Besides the ease of pronunciation, the way the name sounds also affects the assessment of trust and reliability. Words with high-pitch vowels allow us to assume something small, fast, light, and/or spatially close whereas names with low-pitch vowels convey otherwise. If the characteristics of the brand name fit with what it is selling, consumers prefer it more than other brands.

In addition, the constant articulation spots that we use during the pronunciation of a word also influence our judgment of that word. Topolinski et al. (2014) constructed made-up words to assess the effect of articulation spots on our judgment. A word was identified as inward if the articulation spots moved towards the throats, an example from their study would be in MENIKA, in which M is pronounced in the front of the mouth by pressing the lips and K is pronounced further in the back, close to the throat. An outward word in this case would be KENIMA. Researchers presented these made-up words to participants with a set of questions to understand their preference for them. Participants were more likely to choose people with inward names as their conversation partners (Topolinski et al., 2014). Participants were willing to pay more and reported higher liking for products with inward names compared to outward names (Topolinski et al., 2015). Researchers propose that we resemble articulation patterns with mouth movements during ingestion, the pleasant act of eating and swallowing would follow the same pattern as an inward name, but the negative experience of vomiting or spitting would follow the patterns of an outward name. 

Will it still apply in a digital setting?

Silva & Topolinski (2018) conducted a series of experiments to measure the effect of articulation patterns in eBay usernames on the perceived reliability of the user. In the first experiment, participants were presented with eBay usernames (half inward and half outward), they were asked to judge the user’s trustworthiness, and how likely is it that they would engage in a transaction with that user. 

(Silva & Topolinski, 2018)

It turns out this inward-outward word effect can also be applied to digital settings and how we judge users in e-commerce websites, as the results were found to be significant.

Another experiment they conducted included three digits of random numbers accompanying usernames, another relatively popular way to create usernames. The numbers provided another variable, and the articulation pattern of numbers usually did not fit the words, so it may eliminate the effect of the word articulation. 

(Silva & Topolinski, 2018)

The same result was also obtained in this condition, which would suggest the increased robustness and generality of previous findings. 

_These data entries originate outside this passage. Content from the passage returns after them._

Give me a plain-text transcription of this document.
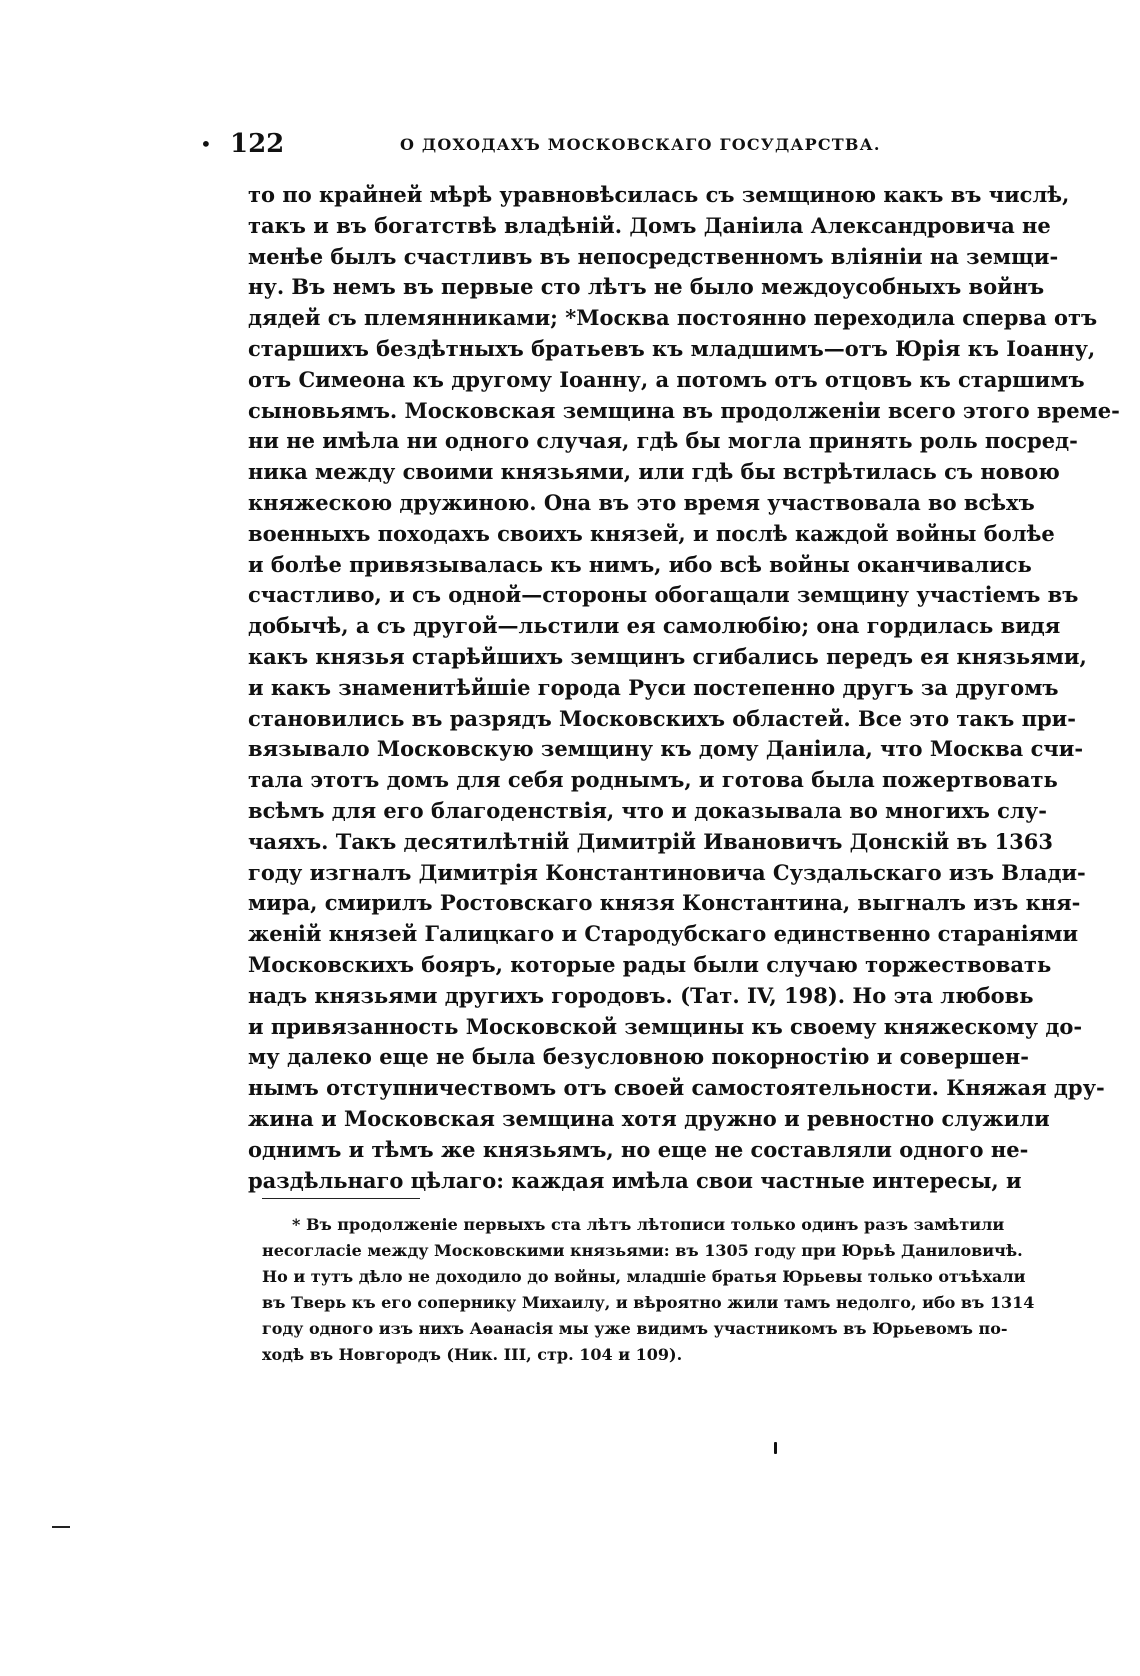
• 122	О ДОХОДАХЪ МОСКОВСКАГО ГОСУДАРСТВА.
то по крайней мѣрѣ уравновѣсилась съ земщиною какъ въ числѣ,
такъ и въ богатствѣ владѣній. Домъ Даніила Александровича не
менѣе былъ счастливъ въ непосредственномъ вліяніи на земщи-
ну. Въ немъ въ первые сто лѣтъ не было междоусобныхъ войнъ
дядей съ племянниками; *Москва постоянно переходила сперва отъ
старшихъ бездѣтныхъ братьевъ къ младшимъ—отъ Юрія къ Іоанну,
отъ Симеона къ другому Іоанну, а потомъ отъ отцовъ къ старшимъ
сыновьямъ. Московская земщина въ продолженіи всего этого време-
ни не имѣла ни одного случая, гдѣ бы могла принять роль посред-
ника между своими князьями, или гдѣ бы встрѣтилась съ новою
княжескою дружиною. Она въ это время участвовала во всѣхъ
военныхъ походахъ своихъ князей, и послѣ каждой войны болѣе
и болѣе привязывалась къ нимъ, ибо всѣ войны оканчивались
счастливо, и съ одной—стороны обогащали земщину участіемъ въ
добычѣ, а съ другой—льстили ея самолюбію; она гордилась видя
какъ князья старѣйшихъ земщинъ сгибались передъ ея князьями,
и какъ знаменитѣйшіе города Руси постепенно другъ за другомъ
становились въ разрядъ Московскихъ областей. Все это такъ при-
вязывало Московскую земщину къ дому Даніила, что Москва счи-
тала этотъ домъ для себя роднымъ, и готова была пожертвовать
всѣмъ для его благоденствія, что и доказывала во многихъ слу-
чаяхъ. Такъ десятилѣтній Димитрій Ивановичъ Донскій въ 1363
году изгналъ Димитрія Константиновича Суздальскаго изъ Влади-
мира, смирилъ Ростовскаго князя Константина, выгналъ изъ кня-
женій князей Галицкаго и Стародубскаго единственно стараніями
Московскихъ бояръ, которые рады были случаю торжествовать
надъ князьями другихъ городовъ. (Тат. IV, 198). Но эта любовь
и привязанность Московской земщины къ своему княжескому до-
му далеко еще не была безусловною покорностію и совершен-
нымъ отступничествомъ отъ своей самостоятельности. Княжая дру-
жина и Московская земщина хотя дружно и ревностно служили
однимъ и тѣмъ же князьямъ, но еще не составляли одного не-
раздѣльнаго цѣлаго: каждая имѣла свои частные интересы, и
* Въ продолженіе первыхъ ста лѣтъ лѣтописи только одинъ разъ замѣтили
несогласіе между Московскими князьями: въ 1305 году при Юрьѣ Даниловичѣ.
Но и тутъ дѣло не доходило до войны, младшіе братья Юрьевы только отъѣхали
въ Тверь къ его сопернику Михаилу, и вѣроятно жили тамъ недолго, ибо въ 1314
году одного изъ нихъ Аѳанасія мы уже видимъ участникомъ въ Юрьевомъ по-
ходѣ въ Новгородъ (Ник. III, стр. 104 и 109).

Username selection affects how we are perceived by others, there are many conscious and unconscious inferences we make from just a combination of letters and digits. This was only one facet of this complicated interaction of usernames and other people on the web. 

Looking at the images from the experiments, did you also feel like some usernames were more trustworthy or not? I intentionally left the explanations out, so you would as the reader have a chance to see the effect in action or not. For both images left-hand side consists of usernames that are inward, so according to theory more trustworthy, and the right-hand side consists of outward usernames. 


Alter, A. L., & Oppenheimer, D. M. (2006). Predicting short-term stock fluctuations by using processing fluency. Proceedings of the National Academy of Sciences of the United States of America, 103(24), 9369–9372.

Silva, R. R., & Topolinski, S. (2018). My username is IN! The influence of inward vs. Outward wandering usernames on judgments of online seller trustworthiness. Psychology & Marketing, 35(4), 307–319.

Topolinski, S., Maschmann, I. T., Pecher, D., & Winkielman, P. (2014). Oral approach–avoidance: Affective consequences of muscular articulation dynamics. Journal of Personality and Social Psychology, 106(6), 885–896.

Topolinski, S., Zürn, M., & Schneider, I. K. (2015). What’s in and what’s out in branding? A novel articulation effect for brand names. Frontiers in Psychology, 6.